Paperight, a print-on-demand service that allows photocopy shops to legally print books, is funded by the Shuttleworth Foundation. Founded in 2011 by Shuttleworth Foundation Fellow Arthur Attwell, Paperight claims to have more than 200 outlets throughout South Africa, offering over 1000 fiction and non-fiction titles as well as the country’s most comprehensive database of past matric exam papers.
According to the company, its aim “is two-fold: to increase access to books and to encourage entrepreneurship, by enabling copy shops and other organisations to become legal print-on-demand bookstores”.
Paperight was chosen as the Most Entrepreneurial publishing startup in this year’s competition, for its ingenious solution to widespread book shortages in the developing world.

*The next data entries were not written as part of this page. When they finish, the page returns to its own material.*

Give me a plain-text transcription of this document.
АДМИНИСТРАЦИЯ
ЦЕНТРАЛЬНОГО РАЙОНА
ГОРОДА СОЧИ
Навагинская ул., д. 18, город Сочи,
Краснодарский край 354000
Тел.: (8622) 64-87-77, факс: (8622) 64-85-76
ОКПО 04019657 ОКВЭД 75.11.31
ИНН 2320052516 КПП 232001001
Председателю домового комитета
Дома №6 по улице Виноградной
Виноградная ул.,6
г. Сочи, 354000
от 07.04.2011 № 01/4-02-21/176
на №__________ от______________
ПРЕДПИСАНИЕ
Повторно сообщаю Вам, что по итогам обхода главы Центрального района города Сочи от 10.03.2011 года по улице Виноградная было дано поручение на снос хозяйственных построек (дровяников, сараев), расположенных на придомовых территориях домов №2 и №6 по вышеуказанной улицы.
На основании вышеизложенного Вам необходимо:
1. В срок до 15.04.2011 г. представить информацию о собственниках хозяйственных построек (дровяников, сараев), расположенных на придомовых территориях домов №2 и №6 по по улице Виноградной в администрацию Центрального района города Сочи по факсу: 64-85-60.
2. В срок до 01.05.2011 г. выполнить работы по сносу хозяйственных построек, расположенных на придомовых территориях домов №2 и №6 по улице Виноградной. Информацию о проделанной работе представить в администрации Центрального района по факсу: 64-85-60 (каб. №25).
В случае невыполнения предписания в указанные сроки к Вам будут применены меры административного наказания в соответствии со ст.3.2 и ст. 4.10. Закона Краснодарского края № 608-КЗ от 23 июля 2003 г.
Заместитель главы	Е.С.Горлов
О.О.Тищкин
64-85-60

“African countries have very few bookstores and ebooks are spreading very slowly,” said Attwell. “Photocopy shops, however, are everywhere, and in most places in Africa, they provide an important social function by photocopying books that people need, but can’t find or can’t afford to buy. Paperight was started to help legalise that process,” he added.
The company was one of ten finalists for the Startup Showcase, which offers young companies in publishing the opportunity to show off their work at Tools of Change, a publishing technology conference.
“This win is a tremendous achievement, especially for a company from South Africa,” Attwell said. “With any luck, it will increase publishers’ awareness of the massive problems facing Africa in terms of access to books, and allow us to make their books available on our system.”
The two other winners at the Startup Showcase were children’s publisher Borne Digital and dynamic map visualisation software developers CartoDB, both from the United States.